V6.1 is masquerading as a tar file when it is actually a tar.gzip file

When you download Common Voice Corpus 6.1 dataset, the file name convention is 〈language〉.tar. However it really isn’t a tar file but a gzip file (as ht file extention suggest). I have not checked all languages and versions permutations but version 6.1 and before seems to have .tar as its file extention while in actuality it is a gzip file. This is misleading (and actually a little annoying). I think it should be .tar.gz as in newer version of Common Voice Corpus (e.g. Common Voice Corpus 7.0, Common Voice Corpus 8.0, Common Voice Corpus 9.0).

Yes, unfortunately, the file naming is different across languages and across versions. Before v5.1 they were different, with that version it became regular for Turkish: cv-corpus-6.1-2020-12-11-tr.tar.gz

Check old German versions for example. They are all de.*

It becomes a problem if you are working on the timeline (like I’m doing) through scripting.

1 Like

@bozden Thanks for the comment. I have not checked old German databases but I take your word for it. I understand and sympathise with your problem.
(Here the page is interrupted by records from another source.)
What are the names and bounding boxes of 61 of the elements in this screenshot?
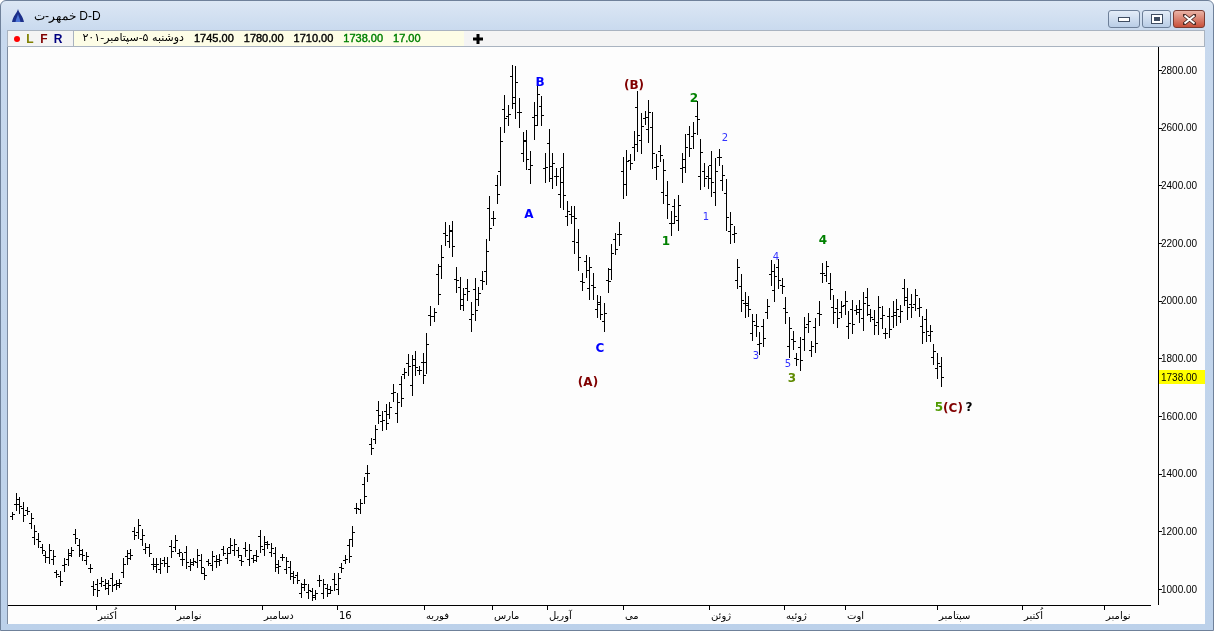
y-axis-label: 1800.00 xyxy=(1161,352,1198,364)
x-axis-label: نوامبر xyxy=(177,609,202,621)
quote-value: 1738.00 xyxy=(343,31,384,47)
y-axis-label: 2800.00 xyxy=(1161,64,1198,76)
x-axis-label: اُکتبر xyxy=(98,609,118,621)
wave-label: 2 xyxy=(689,91,699,105)
x-axis-label: دسامبر xyxy=(264,609,294,621)
wave-label: 1 xyxy=(661,234,671,248)
quote-value: 1780.00 xyxy=(243,31,284,47)
y-axis-label: 2400.00 xyxy=(1161,179,1198,191)
y-axis-label: 1200.00 xyxy=(1161,525,1198,537)
y-axis-label: 1600.00 xyxy=(1161,410,1198,422)
x-axis-label: سپتامبر xyxy=(939,609,971,621)
wave-label: ? xyxy=(965,400,973,414)
x-axis-label: اوت xyxy=(847,609,865,621)
plus-icon[interactable] xyxy=(473,33,483,44)
wave-label: 4 xyxy=(772,250,780,262)
x-axis-label: 16 xyxy=(339,609,352,621)
wave-label: 5 xyxy=(934,400,944,414)
close-button[interactable] xyxy=(1173,10,1205,28)
toolbar-button[interactable]: L xyxy=(23,31,37,46)
x-axis-label: فوریه xyxy=(426,609,449,621)
y-axis-label: 1000.00 xyxy=(1161,583,1198,595)
wave-label: 5 xyxy=(784,357,792,369)
wave-label: 1 xyxy=(702,210,710,222)
logo-icon xyxy=(10,7,26,24)
y-axis-label: 2600.00 xyxy=(1161,122,1198,134)
x-axis-label: نوامبر xyxy=(1106,609,1131,621)
wave-label: B xyxy=(535,75,545,89)
x-axis-label: مارس xyxy=(494,609,520,621)
wave-label: (A) xyxy=(577,375,599,389)
wave-label: 4 xyxy=(818,233,828,247)
quote-date: دوشنبه ۵-سپتامبر-۲۰۱ xyxy=(81,30,185,47)
toolbar-button[interactable]: F xyxy=(37,31,51,46)
quote-value: 1745.00 xyxy=(194,31,234,47)
status-dot-icon xyxy=(14,35,20,42)
wave-label: (C) xyxy=(943,401,963,415)
close-icon xyxy=(1182,13,1196,25)
minimize-icon xyxy=(1118,16,1130,22)
wave-label: C xyxy=(595,341,605,355)
wave-label: A xyxy=(524,207,534,221)
toolbar-button[interactable]: R xyxy=(51,31,65,46)
minimize-button[interactable] xyxy=(1108,10,1140,28)
y-axis-label: 2200.00 xyxy=(1161,237,1198,249)
x-axis-label: اُکتبر xyxy=(1024,609,1044,621)
quote-value: 17.00 xyxy=(393,31,421,47)
x-axis-label: آوریل xyxy=(549,609,572,621)
y-axis-label: 1400.00 xyxy=(1161,468,1198,480)
wave-label: 3 xyxy=(787,371,797,385)
wave-label: (B) xyxy=(623,78,645,92)
quote-value: 1710.00 xyxy=(293,31,334,47)
x-axis-label: می xyxy=(625,609,639,621)
wave-label: 2 xyxy=(721,131,729,143)
x-axis-label: ژوئن xyxy=(711,609,732,621)
wave-label: 3 xyxy=(752,349,760,361)
maximize-icon xyxy=(1150,14,1163,24)
y-axis-label: 2000.00 xyxy=(1161,295,1198,307)
last-price-badge: 1738.00 xyxy=(1159,370,1205,384)
x-axis-label: ژوئیه xyxy=(786,609,807,621)
window-title: خمهر-ت D-D xyxy=(34,7,101,25)
maximize-button[interactable] xyxy=(1142,10,1171,28)
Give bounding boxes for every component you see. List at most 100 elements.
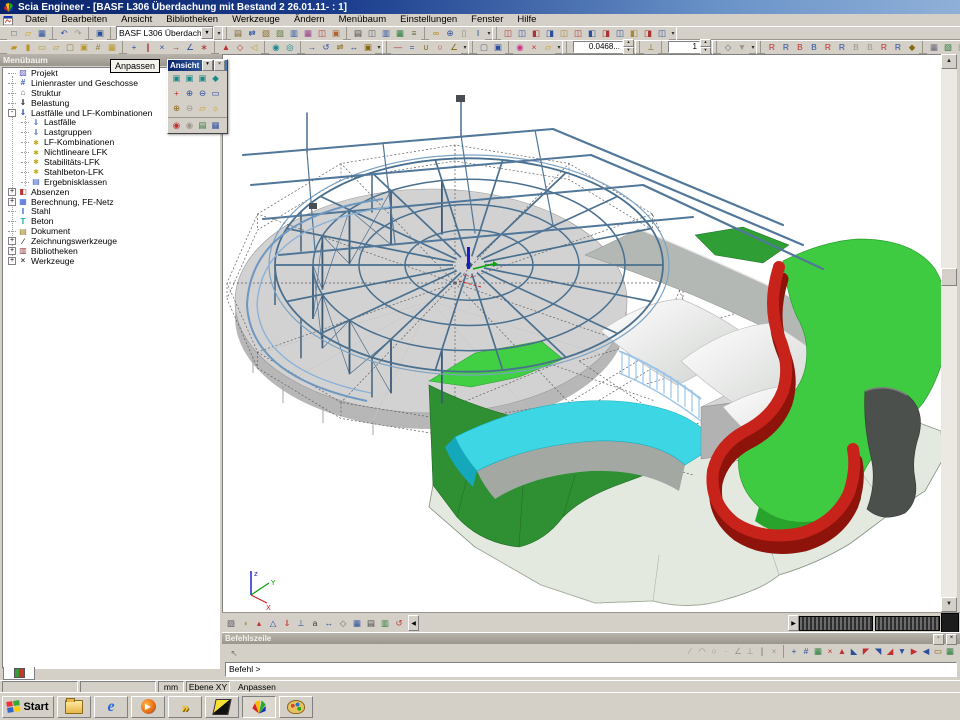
volumen-darstellung-button[interactable]: ▧	[224, 617, 238, 630]
suchen-fern-button[interactable]: ◉	[269, 41, 283, 54]
ergebnis-knoten-button[interactable]: R	[821, 41, 835, 54]
project-selector-combo[interactable]: BASF L306 Überdachung▼	[116, 26, 214, 40]
window-arrange-8-button[interactable]: ◨	[599, 27, 613, 40]
ansicht-parameter-button[interactable]: ▦	[350, 617, 364, 630]
menu-ansicht[interactable]: Ansicht	[114, 14, 159, 26]
ergebnis-stabilitaet-button[interactable]: ◆	[905, 41, 919, 54]
tree-item-werkzeuge[interactable]: +×Werkzeuge	[3, 256, 219, 266]
tree-item-zeichnungswerkzeuge[interactable]: +∕Zeichnungswerkzeuge	[3, 236, 219, 246]
palette-close-icon[interactable]: ×	[214, 60, 225, 71]
wand-button[interactable]: ▰	[7, 41, 21, 54]
bemassung-button[interactable]: ↔	[322, 617, 336, 630]
auswahl-aufheben-button[interactable]: ◁	[247, 41, 261, 54]
ansicht-palette-titlebar[interactable]: Ansicht ▾ ×	[168, 60, 227, 71]
traeger-button[interactable]: ▭	[35, 41, 49, 54]
layers-button[interactable]: ▣	[329, 27, 343, 40]
window-arrange-3-button[interactable]: ◧	[529, 27, 543, 40]
collapse-icon[interactable]: -	[8, 109, 16, 117]
auswahl-polygon-button[interactable]: ◇	[233, 41, 247, 54]
window-arrange-10-button[interactable]: ◧	[627, 27, 641, 40]
viewport-vertical-scrollbar[interactable]: ▲ ▼	[941, 54, 957, 612]
ordner-button[interactable]: ▱	[541, 41, 555, 54]
tabelle-button[interactable]: ▦	[927, 41, 941, 54]
paperspace-gallery-button[interactable]: ▨	[273, 27, 287, 40]
fang-linie-button[interactable]: ∕	[684, 645, 696, 658]
hyperlink-button[interactable]: ∞	[429, 27, 443, 40]
picture-gallery-button[interactable]: ▧	[259, 27, 273, 40]
new-button[interactable]: □	[7, 27, 21, 40]
skalieren-button[interactable]: ↔	[347, 41, 361, 54]
sichtbarkeit-button[interactable]: ◉	[513, 41, 527, 54]
command-input[interactable]: Befehl >	[225, 662, 957, 677]
zoom-auswahl-button[interactable]: ⊖	[183, 102, 196, 115]
tangenten-fang-button[interactable]: ◢	[884, 645, 896, 658]
group-dropdown-icon[interactable]: ▾	[749, 41, 757, 54]
knoten-marken-button[interactable]: ▴	[252, 617, 266, 630]
tree-item-stabilit-ts-lfk[interactable]: ∗Stabilitäts-LFK	[3, 157, 219, 167]
stab-teilen-button[interactable]: ∥	[141, 41, 155, 54]
spinner-value[interactable]: 0.0468...	[573, 41, 623, 53]
naechster-fang-button[interactable]: ▶	[908, 645, 920, 658]
auswahl-cursor-button[interactable]: ▲	[219, 41, 233, 54]
zoom-vergroessern-button[interactable]: ⊕	[183, 87, 196, 100]
drehen-button[interactable]: ↺	[319, 41, 333, 54]
units-button[interactable]: Ι	[471, 27, 485, 40]
palette-menu-icon[interactable]: ▾	[202, 60, 213, 71]
fang-winkel-button[interactable]: ∠	[732, 645, 744, 658]
fang-parallel-button[interactable]: ∥	[756, 645, 768, 658]
project-data-button[interactable]: ▤	[231, 27, 245, 40]
massstab-button[interactable]: ⊥	[644, 41, 658, 54]
zoom-fenster-button[interactable]: ▭	[209, 87, 222, 100]
achsen-axo-button[interactable]: +	[170, 87, 183, 100]
window-arrange-12-button[interactable]: ◫	[655, 27, 669, 40]
export-tabelle-button[interactable]: ▧	[941, 41, 955, 54]
bruchlinie-button[interactable]: ∠	[183, 41, 197, 54]
group-dropdown-icon[interactable]: ▾	[461, 41, 469, 54]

Consistency is very important for any database … that and good intuitive documentation, so it is really unfortunate. Maybe that is why I do not see a lot of research paper that uses CommonVoice. However, I guess beggers (those who desperately need data) can not be chosers.

Lastly, I apologies for my original comment above which had an error. I can not edit it now (perhaps because there is your reply, which I am grateful for) but here is what I meant to say:

  • [Error] it really isn’t a tar file but a gzip file (as ht file extention suggest)
    [Fix] it really isn’t a tar file (as the file extention suggest) but a gzip file
  • [Error] I have not checked all languages and versions permutations
    [Fix] I have not checked all permutations (all language and version patterns)

You should open an issue on github if you cannot reach the data. I don’t know the language, so I cannot check.